Google and Facebook (NASDAQ:FB) jointly face more than $8 billion in penalties by European regulators for requiring consumers to consent to having their personal data used in exchange for using the free services offered by each.

Apple has begun paying the $15 billion the EU says it owes Ireland in taxes, even though Ireland itself says the iPhone maker doesn’t owe it, and the country doesn’t want it.

It’s autocratic control of an aspect of society that blurs the lines between consumerism, politics, competition, regulation and fairness.
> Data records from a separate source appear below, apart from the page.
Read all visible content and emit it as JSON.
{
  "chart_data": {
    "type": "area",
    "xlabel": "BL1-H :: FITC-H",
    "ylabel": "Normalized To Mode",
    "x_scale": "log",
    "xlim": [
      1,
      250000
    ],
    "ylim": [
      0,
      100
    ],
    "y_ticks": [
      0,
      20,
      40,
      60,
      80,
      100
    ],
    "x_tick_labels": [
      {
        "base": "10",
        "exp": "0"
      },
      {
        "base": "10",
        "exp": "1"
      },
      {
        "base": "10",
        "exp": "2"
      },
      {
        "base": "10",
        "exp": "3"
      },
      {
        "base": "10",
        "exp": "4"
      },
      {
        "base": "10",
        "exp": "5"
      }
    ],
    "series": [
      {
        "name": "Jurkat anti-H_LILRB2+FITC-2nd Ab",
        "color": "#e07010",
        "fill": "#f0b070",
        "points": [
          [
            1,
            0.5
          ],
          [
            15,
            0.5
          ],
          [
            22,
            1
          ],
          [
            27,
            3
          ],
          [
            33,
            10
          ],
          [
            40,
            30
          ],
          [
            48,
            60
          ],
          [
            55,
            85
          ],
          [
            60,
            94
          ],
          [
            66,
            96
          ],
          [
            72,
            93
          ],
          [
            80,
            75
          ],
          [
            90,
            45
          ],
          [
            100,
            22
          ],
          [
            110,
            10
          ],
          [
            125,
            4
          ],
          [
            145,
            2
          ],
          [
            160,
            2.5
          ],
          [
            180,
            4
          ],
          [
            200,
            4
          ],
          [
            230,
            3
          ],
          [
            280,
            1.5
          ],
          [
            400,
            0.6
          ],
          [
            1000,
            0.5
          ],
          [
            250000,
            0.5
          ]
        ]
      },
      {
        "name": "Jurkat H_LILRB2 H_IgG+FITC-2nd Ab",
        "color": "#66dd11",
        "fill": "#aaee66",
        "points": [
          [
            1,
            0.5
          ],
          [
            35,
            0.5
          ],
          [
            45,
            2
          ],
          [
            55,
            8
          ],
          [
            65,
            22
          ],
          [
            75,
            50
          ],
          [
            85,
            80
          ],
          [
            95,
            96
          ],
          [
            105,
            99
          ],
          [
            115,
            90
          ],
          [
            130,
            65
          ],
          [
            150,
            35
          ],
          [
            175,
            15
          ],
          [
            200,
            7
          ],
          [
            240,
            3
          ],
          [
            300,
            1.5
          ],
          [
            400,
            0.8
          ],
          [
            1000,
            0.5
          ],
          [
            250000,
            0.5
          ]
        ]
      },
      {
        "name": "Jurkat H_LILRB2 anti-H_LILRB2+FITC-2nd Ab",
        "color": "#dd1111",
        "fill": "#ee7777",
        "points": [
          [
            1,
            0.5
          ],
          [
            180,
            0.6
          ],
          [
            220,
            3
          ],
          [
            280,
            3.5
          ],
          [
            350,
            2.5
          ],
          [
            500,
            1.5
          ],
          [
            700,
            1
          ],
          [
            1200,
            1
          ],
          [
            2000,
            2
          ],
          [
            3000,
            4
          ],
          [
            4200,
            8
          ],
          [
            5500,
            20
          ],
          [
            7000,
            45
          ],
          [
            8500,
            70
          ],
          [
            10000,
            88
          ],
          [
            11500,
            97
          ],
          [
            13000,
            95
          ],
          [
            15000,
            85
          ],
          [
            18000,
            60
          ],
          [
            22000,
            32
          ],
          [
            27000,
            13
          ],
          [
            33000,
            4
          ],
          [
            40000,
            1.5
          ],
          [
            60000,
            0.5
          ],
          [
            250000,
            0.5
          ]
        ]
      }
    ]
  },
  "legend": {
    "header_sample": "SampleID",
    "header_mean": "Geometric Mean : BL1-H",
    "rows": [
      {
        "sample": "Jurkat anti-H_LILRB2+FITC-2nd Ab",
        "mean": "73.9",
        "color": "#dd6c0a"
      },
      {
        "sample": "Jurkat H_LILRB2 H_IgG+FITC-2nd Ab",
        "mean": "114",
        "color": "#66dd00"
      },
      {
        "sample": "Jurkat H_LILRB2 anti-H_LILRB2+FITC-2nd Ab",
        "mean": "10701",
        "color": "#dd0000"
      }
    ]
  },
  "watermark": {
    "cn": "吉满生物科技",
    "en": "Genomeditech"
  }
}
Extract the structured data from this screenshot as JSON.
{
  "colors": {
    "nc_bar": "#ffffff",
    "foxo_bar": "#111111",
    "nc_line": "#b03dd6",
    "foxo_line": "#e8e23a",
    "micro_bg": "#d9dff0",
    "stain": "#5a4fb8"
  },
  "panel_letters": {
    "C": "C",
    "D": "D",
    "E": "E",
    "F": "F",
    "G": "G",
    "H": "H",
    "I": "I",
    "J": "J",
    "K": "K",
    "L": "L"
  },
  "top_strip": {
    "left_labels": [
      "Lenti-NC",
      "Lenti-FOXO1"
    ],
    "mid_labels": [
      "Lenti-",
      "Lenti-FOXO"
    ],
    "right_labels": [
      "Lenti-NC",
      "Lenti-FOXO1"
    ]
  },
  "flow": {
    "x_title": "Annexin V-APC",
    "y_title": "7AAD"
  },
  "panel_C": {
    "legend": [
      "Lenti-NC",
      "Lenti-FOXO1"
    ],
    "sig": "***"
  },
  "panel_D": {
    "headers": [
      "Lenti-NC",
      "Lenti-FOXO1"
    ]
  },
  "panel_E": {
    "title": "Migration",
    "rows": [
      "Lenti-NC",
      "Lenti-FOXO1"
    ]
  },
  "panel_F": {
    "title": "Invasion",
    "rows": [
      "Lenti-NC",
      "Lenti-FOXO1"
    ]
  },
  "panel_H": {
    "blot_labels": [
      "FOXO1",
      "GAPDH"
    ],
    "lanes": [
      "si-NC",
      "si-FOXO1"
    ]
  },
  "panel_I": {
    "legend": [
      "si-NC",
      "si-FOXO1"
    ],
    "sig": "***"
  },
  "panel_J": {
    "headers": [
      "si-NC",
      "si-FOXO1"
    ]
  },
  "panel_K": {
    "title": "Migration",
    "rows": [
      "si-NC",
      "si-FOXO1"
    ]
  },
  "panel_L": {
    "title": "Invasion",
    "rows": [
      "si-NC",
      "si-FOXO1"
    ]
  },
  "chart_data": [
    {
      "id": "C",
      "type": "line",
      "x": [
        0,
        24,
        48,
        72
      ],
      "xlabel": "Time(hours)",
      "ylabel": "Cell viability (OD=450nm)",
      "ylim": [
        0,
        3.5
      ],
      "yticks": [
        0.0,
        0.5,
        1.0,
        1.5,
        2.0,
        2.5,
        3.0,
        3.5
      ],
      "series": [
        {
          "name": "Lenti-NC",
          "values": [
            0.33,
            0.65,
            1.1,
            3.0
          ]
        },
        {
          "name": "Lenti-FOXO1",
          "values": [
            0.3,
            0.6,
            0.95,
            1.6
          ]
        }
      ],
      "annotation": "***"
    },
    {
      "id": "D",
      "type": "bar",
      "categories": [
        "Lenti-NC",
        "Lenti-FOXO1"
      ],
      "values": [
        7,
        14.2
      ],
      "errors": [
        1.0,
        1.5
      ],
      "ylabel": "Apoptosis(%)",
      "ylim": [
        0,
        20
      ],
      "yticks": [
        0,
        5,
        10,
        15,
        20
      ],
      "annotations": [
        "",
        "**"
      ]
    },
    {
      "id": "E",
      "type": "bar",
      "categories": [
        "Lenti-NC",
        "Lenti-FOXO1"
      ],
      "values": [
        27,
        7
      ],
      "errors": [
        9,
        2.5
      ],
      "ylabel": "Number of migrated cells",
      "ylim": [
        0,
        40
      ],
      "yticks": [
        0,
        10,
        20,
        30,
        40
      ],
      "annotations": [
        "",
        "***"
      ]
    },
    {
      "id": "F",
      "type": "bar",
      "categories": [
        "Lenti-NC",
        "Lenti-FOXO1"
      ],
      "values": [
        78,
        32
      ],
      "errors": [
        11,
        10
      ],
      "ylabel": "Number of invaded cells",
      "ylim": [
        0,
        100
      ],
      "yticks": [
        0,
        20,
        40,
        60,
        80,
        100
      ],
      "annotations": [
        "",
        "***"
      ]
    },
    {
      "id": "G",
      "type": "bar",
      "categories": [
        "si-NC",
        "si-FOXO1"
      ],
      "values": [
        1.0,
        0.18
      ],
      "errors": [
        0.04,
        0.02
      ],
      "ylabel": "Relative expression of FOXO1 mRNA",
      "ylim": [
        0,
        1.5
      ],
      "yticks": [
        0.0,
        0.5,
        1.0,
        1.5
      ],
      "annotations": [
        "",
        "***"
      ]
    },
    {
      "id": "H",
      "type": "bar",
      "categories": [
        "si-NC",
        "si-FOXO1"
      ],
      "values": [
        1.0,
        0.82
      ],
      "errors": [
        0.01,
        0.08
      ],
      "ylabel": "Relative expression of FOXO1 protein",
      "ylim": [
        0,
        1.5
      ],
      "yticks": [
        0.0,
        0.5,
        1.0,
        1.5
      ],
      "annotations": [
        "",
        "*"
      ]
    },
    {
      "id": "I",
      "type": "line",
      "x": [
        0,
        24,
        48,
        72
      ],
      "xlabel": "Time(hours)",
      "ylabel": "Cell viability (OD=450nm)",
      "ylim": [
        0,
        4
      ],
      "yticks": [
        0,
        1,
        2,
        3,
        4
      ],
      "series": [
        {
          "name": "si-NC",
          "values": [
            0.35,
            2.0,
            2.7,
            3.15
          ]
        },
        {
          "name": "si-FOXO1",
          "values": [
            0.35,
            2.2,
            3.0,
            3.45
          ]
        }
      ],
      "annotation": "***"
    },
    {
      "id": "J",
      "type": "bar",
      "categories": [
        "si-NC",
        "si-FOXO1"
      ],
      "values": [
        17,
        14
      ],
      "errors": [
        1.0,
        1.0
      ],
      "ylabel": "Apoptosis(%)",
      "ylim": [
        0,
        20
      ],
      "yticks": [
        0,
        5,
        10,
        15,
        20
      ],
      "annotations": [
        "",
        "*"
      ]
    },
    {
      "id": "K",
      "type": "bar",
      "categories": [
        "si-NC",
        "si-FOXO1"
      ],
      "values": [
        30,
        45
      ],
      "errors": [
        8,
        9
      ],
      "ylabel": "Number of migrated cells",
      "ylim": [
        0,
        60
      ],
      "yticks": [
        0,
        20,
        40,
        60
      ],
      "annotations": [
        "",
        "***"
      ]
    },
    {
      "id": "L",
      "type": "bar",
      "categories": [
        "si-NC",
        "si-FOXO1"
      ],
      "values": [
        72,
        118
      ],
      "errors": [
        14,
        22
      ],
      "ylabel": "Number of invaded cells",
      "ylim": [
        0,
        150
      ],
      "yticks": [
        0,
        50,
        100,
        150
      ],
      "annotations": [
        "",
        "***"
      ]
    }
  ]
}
Bottom Line for Google Stock

The good news for owners of Google stock is that the fine doesn’t really matter. The company’s got more than $120 billion in the bank and can afford to pay the bill if the appeal doesn’t pan out. The bad news is that this is the new norm for mega-companies like Alphabet, even though it’s not exactly “new” anymore.

Even though he was talking about his employer at the time, the premise still applies to Alphabet’s Google. That is, back in 2016, Apple’s general counsel Bruce Sewell said of the tax being imposed on the company, “Apple is a convenient target because it generates lots of headlines.” Google is this year’s convenient target. Any large tech firm could be the next convenient target.

Still, targeted or not, few think the fine and the mandated changes will ultimately crimp the value of Google stock.

UBS analyst Eric Sheridan is one of those pros that isn’t concerned. He wrote on Wednesday:

“While the ruling contains a # of restrictions on pre-installed apps, we think it is unlikely to slow/deter the download/usage of Google’s mobile app ecosystem (e.g., in the Apple App Store, Google has 9 of the top 50 apps despite no relationship with the underlying OS). In general, we think investors will react neutral to positive to this outcome.”

The fact that Google stock wasn’t tripped up by the news says investors more or less feel the same way.